Kidnapped Venezuelan woman: I thought they would kill me

Maryeisy Carolina Barrios-Baldallo -
Maryeisy Carolina Barrios-Baldallo -

When Maryeisy Carolina Barrios-Baldallo was awoken and snatched from her bed by gunmen early on Tuesday morning, she did not know what would happen to her next, but she feared the worst.

Barrios-Baldallo, 22, was at home at Demerara Road, Wallerfield, Arima, when four gunmen entered the house. They tied up two Venezuelan co-tenants.

Her husband Jofre Piñero Herrera was also home, but left to get help before the bandits saw him.

Barrios-Baldallo was forced into the back seat of a black Mitsubishi SUV.

Eventually she was released by her kidnappers at around 6 pm on Tuesday.

Speaking with Newsday outside the Arima police station, where she and her husband were waiting to be interviewed by police on Wednesday morning, Barrios-Baldallo said during the ordeal, she was afraid she would be killed.

"God really protected me. I'm just happy to return alive. I thought I would have been killed or that they would have taken me away and that I wouldn't have come back."

Barrios-Baldallo said she could not identify where her kidnappers took her, but believed it was somewhere in the hills of Arima, judging from the movement of the car.

She said she was not beaten.

She was released near the Larry Gomes Stadium, and from there she was able to get a car to take her to her home in Demerara Road, where she was reunited with her husband before going to the Arima police station and the Arima Hospital, where she was examined.

Barrios-Baldallo said she spoke on Tuesday night with her family in Venezuela, who had asked for constant updates on the situation from her husband.

"Everyone back home is fine.
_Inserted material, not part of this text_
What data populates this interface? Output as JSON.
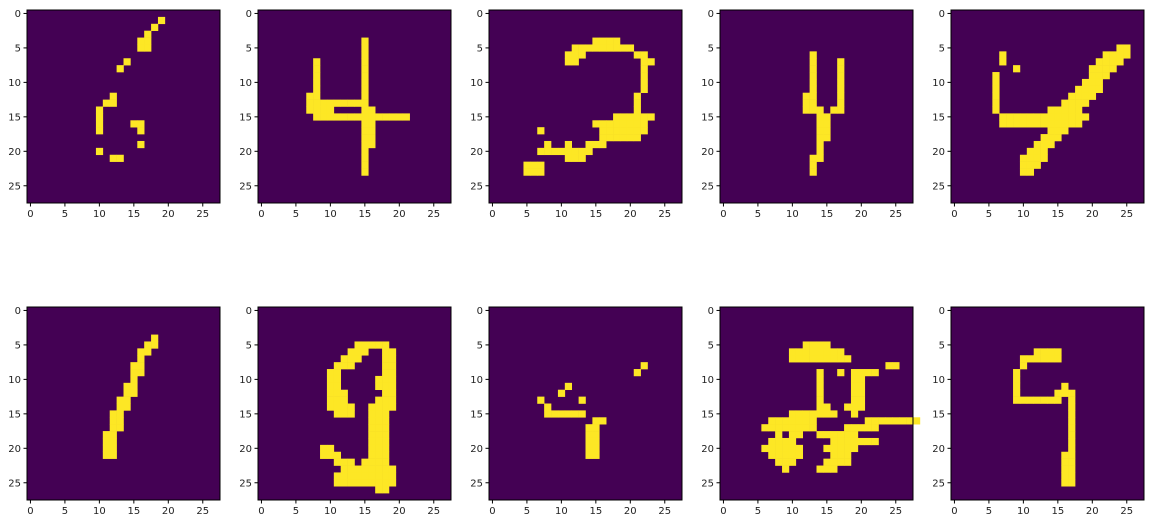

They were very worried about me. I know my mother was sending him (Herrera) a lot of voice notes on WhatsApp and he didn't answer, because he was looking for me and was worried as well."

The situation has left her shaken and fearful, but she does not have any ill will towards TT and its people. She hopes violence towards Venezuelan women will stop.

"Lately a lot of Venezuelan women have gone through many terrors. They have been kidnapped, abused and mistreated – there are many crimes against us.

"I do not discriminate against the country, but I only ask that these things stop happening. There is too much suffereing and violence please."

On May 17 a 22-year-old Venezuelan woman was robbed and raped by a taxi driver in Aripo.

Barrios-Baldallo said she and her husband were moving out of the house at Demerara Road, out of concern for their safety.

"We are all going to leave. We are already making arrangements to go to another place. We don't want any more danger to our lives."

Newsday also visited the house and spoke with one of the Venezuelans who
is also a tenant. He said he would also be moving to another area.

"I have my two small children who live with me here as well. I don't want anything happening to them, so I'm going somewhere else."

Up to Wednesday afternoon no arrests had been made.

Arima police are continuing enquiries.